1. TRANSLATE the problem information

• Given information:
  • Line p has slope \(-\frac{2}{5}\)
  • Line q is perpendicular to line p
• Find: The slope of line q

2. INFER the key relationship

• Since lines p and q are perpendicular, their slopes must be negative reciprocals
• This means: \((\mathrm{slope\ of\ p}) \times (\mathrm{slope\ of\ q}) = -1\)
• Or equivalently: \(\mathrm{slope\ of\ q} = -\frac{1}{\mathrm{slope\ of\ p}}\)

3. SIMPLIFY to find the slope of line q

• \(\mathrm{slope\ of\ q} = -\frac{1}{\mathrm{slope\ of\ p}}\)
• \(\mathrm{slope\ of\ q} = -\frac{1}{(-\frac{2}{5})}\)
• \(\mathrm{slope\ of\ q} = -1 \times (-\frac{5}{2})\) [dividing by a fraction = multiplying by its reciprocal]
• \(\mathrm{slope\ of\ q} = \frac{5}{2}\)
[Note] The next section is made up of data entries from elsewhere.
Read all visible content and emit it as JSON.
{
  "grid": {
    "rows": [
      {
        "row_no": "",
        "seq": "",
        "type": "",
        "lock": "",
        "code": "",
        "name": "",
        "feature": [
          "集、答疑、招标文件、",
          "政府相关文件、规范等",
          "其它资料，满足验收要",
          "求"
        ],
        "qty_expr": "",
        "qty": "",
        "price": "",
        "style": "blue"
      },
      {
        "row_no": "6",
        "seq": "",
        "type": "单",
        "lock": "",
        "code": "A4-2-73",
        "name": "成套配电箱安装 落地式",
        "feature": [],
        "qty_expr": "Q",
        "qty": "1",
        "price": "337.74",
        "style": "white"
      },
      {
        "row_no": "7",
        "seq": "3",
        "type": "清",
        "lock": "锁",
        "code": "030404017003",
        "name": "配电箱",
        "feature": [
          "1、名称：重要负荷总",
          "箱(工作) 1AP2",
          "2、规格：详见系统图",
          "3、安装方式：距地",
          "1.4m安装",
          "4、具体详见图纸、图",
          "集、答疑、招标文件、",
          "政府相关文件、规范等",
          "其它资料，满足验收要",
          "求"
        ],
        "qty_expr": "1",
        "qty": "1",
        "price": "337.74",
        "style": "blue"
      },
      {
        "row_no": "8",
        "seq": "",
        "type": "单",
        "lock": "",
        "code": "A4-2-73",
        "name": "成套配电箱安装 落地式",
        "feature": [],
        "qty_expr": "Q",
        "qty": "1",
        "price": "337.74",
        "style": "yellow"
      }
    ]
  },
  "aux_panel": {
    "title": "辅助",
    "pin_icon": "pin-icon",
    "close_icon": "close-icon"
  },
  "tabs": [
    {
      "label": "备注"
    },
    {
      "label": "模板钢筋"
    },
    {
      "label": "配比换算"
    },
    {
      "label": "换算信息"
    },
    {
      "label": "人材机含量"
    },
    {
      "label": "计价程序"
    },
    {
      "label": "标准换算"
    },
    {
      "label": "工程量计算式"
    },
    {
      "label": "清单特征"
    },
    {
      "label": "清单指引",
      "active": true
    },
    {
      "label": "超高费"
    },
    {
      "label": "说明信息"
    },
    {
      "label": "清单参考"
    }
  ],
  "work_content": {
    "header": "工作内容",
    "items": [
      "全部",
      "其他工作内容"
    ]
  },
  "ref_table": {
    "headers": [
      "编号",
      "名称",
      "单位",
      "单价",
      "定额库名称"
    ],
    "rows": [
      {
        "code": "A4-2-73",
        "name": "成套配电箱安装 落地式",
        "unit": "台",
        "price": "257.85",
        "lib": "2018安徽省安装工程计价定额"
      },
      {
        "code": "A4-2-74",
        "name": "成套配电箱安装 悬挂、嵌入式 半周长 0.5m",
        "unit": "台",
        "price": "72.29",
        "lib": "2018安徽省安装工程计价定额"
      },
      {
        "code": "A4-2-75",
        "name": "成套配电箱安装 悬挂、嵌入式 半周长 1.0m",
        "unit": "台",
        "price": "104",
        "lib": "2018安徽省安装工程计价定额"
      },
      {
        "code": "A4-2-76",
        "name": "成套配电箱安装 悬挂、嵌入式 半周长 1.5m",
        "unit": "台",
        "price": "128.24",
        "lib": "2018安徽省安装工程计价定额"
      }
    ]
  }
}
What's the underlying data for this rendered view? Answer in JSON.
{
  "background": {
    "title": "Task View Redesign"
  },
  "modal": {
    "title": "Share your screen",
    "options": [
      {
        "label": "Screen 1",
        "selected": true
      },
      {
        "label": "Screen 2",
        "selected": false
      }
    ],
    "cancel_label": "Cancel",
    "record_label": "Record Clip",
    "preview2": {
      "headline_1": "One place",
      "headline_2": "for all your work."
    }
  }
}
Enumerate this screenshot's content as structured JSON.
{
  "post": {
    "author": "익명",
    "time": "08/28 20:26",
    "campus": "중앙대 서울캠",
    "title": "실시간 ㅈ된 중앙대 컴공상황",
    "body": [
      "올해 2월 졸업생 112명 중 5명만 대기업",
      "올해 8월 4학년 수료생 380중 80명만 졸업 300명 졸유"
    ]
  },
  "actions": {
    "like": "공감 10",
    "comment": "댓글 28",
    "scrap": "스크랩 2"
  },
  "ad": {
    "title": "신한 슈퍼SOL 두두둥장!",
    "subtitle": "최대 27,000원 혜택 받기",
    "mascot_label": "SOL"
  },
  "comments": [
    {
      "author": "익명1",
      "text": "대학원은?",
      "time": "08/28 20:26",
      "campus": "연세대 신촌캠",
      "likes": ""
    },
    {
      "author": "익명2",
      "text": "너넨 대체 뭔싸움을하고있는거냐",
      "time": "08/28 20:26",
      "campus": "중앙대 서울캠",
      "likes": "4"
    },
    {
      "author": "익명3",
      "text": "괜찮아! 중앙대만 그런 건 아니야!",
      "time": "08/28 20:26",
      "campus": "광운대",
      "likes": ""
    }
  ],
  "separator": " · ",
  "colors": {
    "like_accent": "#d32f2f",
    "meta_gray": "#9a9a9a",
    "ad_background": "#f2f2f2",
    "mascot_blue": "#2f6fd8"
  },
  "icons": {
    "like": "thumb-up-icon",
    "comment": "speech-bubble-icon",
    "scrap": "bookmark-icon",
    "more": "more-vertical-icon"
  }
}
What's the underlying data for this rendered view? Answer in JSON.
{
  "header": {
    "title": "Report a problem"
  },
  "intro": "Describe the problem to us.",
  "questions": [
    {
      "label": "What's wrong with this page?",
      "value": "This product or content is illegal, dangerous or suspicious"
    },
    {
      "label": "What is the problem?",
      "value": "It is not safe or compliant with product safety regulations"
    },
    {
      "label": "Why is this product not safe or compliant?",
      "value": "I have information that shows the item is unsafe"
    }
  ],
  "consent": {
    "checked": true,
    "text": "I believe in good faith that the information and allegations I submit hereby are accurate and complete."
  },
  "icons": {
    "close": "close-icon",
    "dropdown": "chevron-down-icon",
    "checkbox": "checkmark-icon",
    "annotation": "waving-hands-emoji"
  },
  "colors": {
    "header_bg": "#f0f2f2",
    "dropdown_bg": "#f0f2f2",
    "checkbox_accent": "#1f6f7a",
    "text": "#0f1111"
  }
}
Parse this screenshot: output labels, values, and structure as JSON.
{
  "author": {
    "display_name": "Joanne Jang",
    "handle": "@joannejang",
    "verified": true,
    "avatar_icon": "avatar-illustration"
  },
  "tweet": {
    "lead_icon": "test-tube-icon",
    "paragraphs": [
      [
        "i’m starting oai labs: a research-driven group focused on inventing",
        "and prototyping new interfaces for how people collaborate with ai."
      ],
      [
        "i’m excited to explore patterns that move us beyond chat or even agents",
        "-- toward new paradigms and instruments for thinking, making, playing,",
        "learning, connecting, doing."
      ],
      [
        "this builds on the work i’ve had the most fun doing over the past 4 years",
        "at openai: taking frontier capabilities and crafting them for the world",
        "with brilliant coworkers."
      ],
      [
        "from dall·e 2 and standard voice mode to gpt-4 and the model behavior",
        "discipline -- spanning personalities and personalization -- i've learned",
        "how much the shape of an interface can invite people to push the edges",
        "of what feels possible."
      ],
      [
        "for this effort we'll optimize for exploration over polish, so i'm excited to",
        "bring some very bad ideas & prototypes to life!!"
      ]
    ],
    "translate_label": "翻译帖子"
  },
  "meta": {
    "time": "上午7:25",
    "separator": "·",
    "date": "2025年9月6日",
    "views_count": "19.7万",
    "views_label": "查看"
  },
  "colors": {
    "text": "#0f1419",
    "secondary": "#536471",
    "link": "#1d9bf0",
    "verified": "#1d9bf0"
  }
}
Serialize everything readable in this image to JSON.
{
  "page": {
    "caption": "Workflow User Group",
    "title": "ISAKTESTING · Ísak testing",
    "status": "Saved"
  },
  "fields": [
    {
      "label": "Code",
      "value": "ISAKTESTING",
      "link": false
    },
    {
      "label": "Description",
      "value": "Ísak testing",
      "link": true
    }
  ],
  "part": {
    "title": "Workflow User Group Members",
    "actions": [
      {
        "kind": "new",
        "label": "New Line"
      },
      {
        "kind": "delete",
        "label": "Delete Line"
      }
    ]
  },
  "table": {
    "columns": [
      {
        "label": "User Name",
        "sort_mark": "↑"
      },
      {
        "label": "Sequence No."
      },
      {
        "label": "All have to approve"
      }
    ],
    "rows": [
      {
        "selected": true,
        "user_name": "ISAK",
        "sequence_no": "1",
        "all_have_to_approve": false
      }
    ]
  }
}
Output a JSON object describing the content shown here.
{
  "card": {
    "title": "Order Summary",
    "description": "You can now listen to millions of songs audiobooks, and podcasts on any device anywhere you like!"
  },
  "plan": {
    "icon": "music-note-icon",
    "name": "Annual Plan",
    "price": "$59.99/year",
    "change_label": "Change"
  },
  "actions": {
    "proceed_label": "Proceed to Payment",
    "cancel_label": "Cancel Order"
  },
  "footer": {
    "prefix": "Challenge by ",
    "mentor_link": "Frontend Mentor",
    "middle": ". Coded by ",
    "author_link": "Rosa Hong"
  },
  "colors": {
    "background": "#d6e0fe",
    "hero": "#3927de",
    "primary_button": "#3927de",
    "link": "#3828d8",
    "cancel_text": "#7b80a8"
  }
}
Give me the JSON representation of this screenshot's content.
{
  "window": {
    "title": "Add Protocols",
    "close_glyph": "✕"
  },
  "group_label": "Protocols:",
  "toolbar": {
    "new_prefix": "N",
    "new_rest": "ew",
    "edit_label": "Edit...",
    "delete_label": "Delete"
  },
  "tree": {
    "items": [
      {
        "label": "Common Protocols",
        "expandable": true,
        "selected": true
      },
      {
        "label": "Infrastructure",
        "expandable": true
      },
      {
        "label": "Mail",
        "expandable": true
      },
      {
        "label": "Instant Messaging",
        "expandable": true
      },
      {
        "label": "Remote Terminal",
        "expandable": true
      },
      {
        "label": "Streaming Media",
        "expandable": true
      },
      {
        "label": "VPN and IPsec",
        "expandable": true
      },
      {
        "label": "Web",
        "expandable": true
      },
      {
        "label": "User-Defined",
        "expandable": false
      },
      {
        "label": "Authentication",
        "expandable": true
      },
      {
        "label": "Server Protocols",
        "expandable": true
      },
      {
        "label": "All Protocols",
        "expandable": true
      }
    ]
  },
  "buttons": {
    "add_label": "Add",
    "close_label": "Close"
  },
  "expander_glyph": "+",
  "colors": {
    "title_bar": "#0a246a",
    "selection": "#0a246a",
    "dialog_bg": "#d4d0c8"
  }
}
Answer: D. \(\frac{5}{2}\)

Why Students Usually Falter on This Problem

Most Common Error Path:

Missing conceptual knowledge: Not remembering that perpendicular lines have negative reciprocal slopes, thinking instead that perpendicular means 'same slope'

Students might reason: 'If line p has slope \(-\frac{2}{5}\), then line q also has slope \(-\frac{2}{5}\)'

This leads them to select Choice B (\(-\frac{2}{5}\))

Second Most Common Error:

Weak INFER skill: Remembering that perpendicular slopes are reciprocals but forgetting the 'negative' part

Students get the reciprocal of \(-\frac{2}{5}\), which is \(-\frac{5}{2}\), then take the reciprocal to get \(\frac{2}{5}\), missing that it should be the negative reciprocal.

This leads them to select Choice C (\(\frac{2}{5}\))

Third Most Common Error:

Poor SIMPLIFY execution: Understanding the concept correctly but making arithmetic errors with the signs

Students might think 'negative reciprocal' means 'find the reciprocal, then make it negative,' getting reciprocal of \(-\frac{2}{5}\) as \(\frac{5}{2}\), then making it negative to get \(-\frac{5}{2}\).

This leads them to select Choice A (\(-\frac{5}{2}\))

The Bottom Line:

This problem tests both conceptual knowledge of perpendicular line relationships and careful execution of fraction arithmetic with signs. The key insight is that 'negative reciprocal' is a single concept, not two separate operations.